Heavy arms fire broke out in the streets of Kampala tonight after former Ugandan president Milton Obote's party took an early lead in the country's tainted elections.

Partial returns from Wednesday's parliamentary elections announced this evening over the national radio gave Obote 52 seats, 11 short of a majority. But a 20-hour takeover of the ballot-counting procedure by the country's military rulers, which ended at midday today after international pressure, cast the eventual result in doubt for many Ugandans.

Yesterday, the rival Democratic Party had claimed victory based on reports from party agents. Shortly thereafter, however, Paulo Muwanga, chairman of the military commission running the country, took over sole control of the election and forbade publication of any results.

In the returns announced on the radio this evening, the Democratic Party had 35 seats and the Uganda Patriotic Movement one. Final results are expected Saturday.

There was no official declaration of an Obote victory. It was thought that election officials were waiting until one party achieved a numerical majority.

But restoration of Obote, who was overhtrown by Idi Amin in 1971, in such dubious circumstances would cast a cloud over hopes that this strife-torn East African country can return to normal after a decade of mass murder and chaos.

Shooting started shortly after dark in many parts of the city and continued in a sustained fashion for more than an hour. Three hours later sporadic firing, as is common in Kampala every night, could still be heard.

Army Commander Maj. Gen. Tito Okello broadcast an appeal for calm.

Guests at the Speke Hotel, including members of the Commonwealth group who have been observing the elections, hit the floor as recoilless rifle, machine-gun and small arms fire erupted outside the hotel.
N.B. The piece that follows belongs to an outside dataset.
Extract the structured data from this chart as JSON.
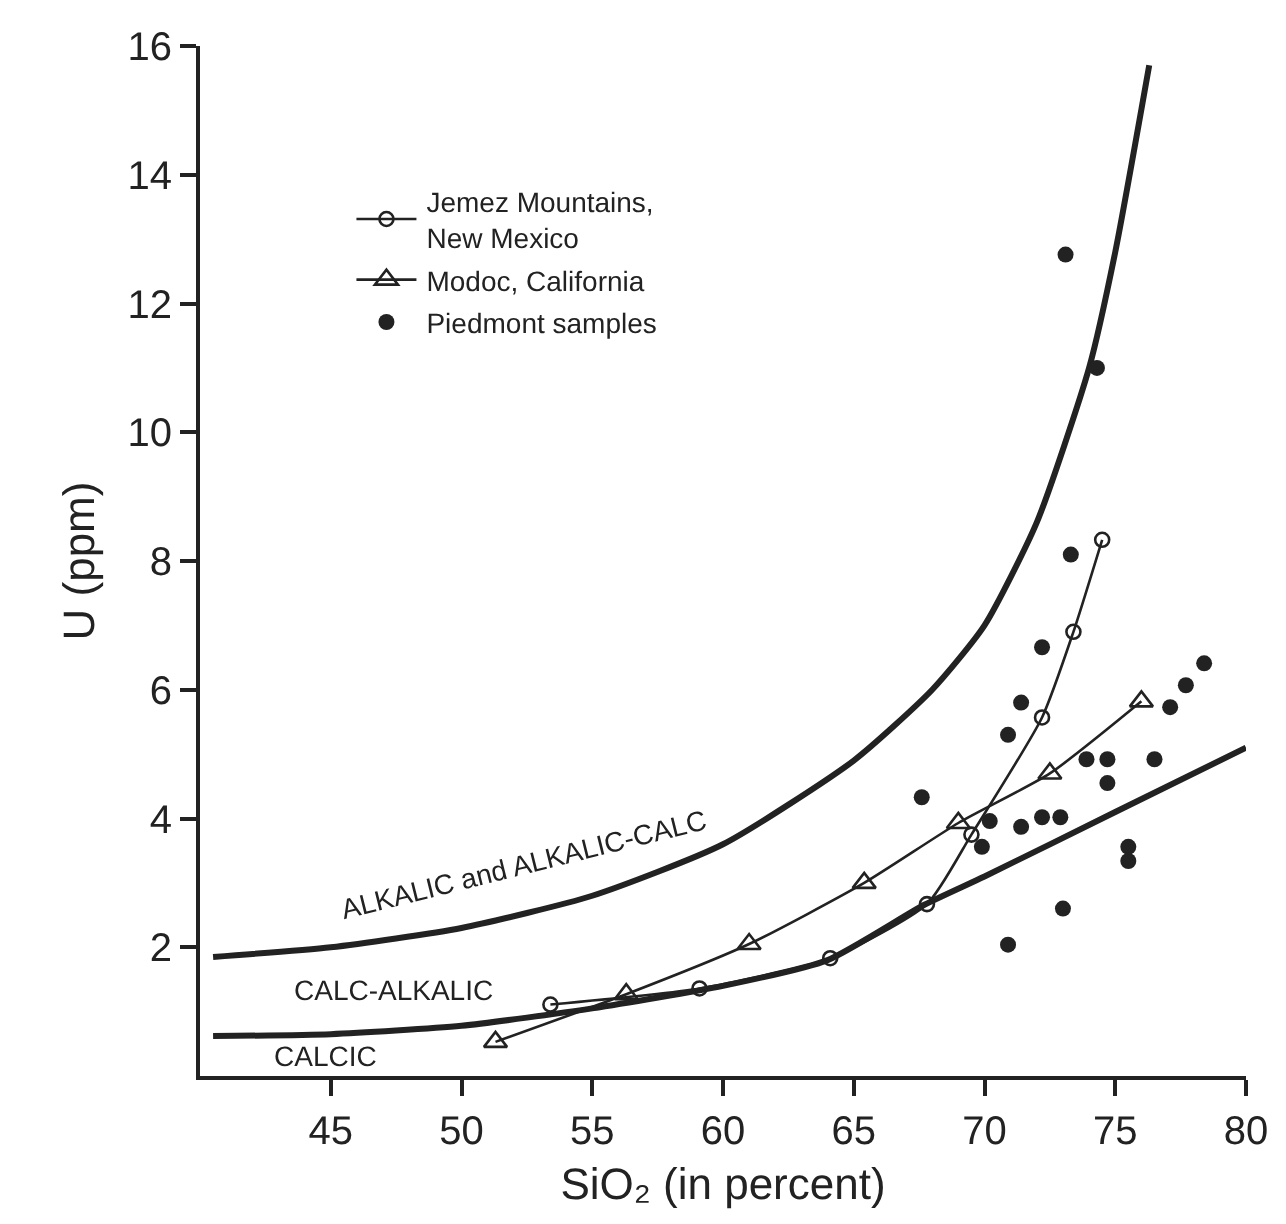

The firing involved people either celebrating or opposing Obote's apparent impending victory.

There have been fears that the election, the first in the country in 18 years, could be followed by civil unrest.

The controversy over vote-counting did nothing to ease these fears.

At noon today, after an hour-long meeting with the Commonwealth observers representing Britain and its former colonies, Mulwanga relented and returned to the original election procedure allowing the electoral commission to announce the results.

It was reported that Tanzanian President Julius Nyerere, who has 10,000 troops in the country in the aftermath of Amin's overthrow and Western nations including the United States and Britain, pressured Muwanga to restore the electoral process.

In Washington, the State Department called on Ugandan authorities to let the voice of the people be heard, Reuter reported.

Spokesman John Cannon said the situation in Uganda was far from clear in the aftermath of the elections. He added that U.S. officials were awaiting the results. He said: "We hope Ugandan authorities will allow the voice of the people to be accurately heard."

Observers pointed out that Muwanga's move yesterday gave the military commission, which backed Obote, almost a day to tamper with the results even though there were safeguards built into the process.

Paul Ssemorerere, leader of the Roman Catholic-based Democratic Party, said today, "This has not been a good afternoon. The trend on the official radio is clear, but reports from the field give a very upsetting picture. They don't appear to be regular. There are a number of questions."

The party earlier had accused Obote and Muwanga of trying to steal the election.

Further illustrating the distrust in the vote-counting process, one diplomat said, "The final falsifications haven't come in yet."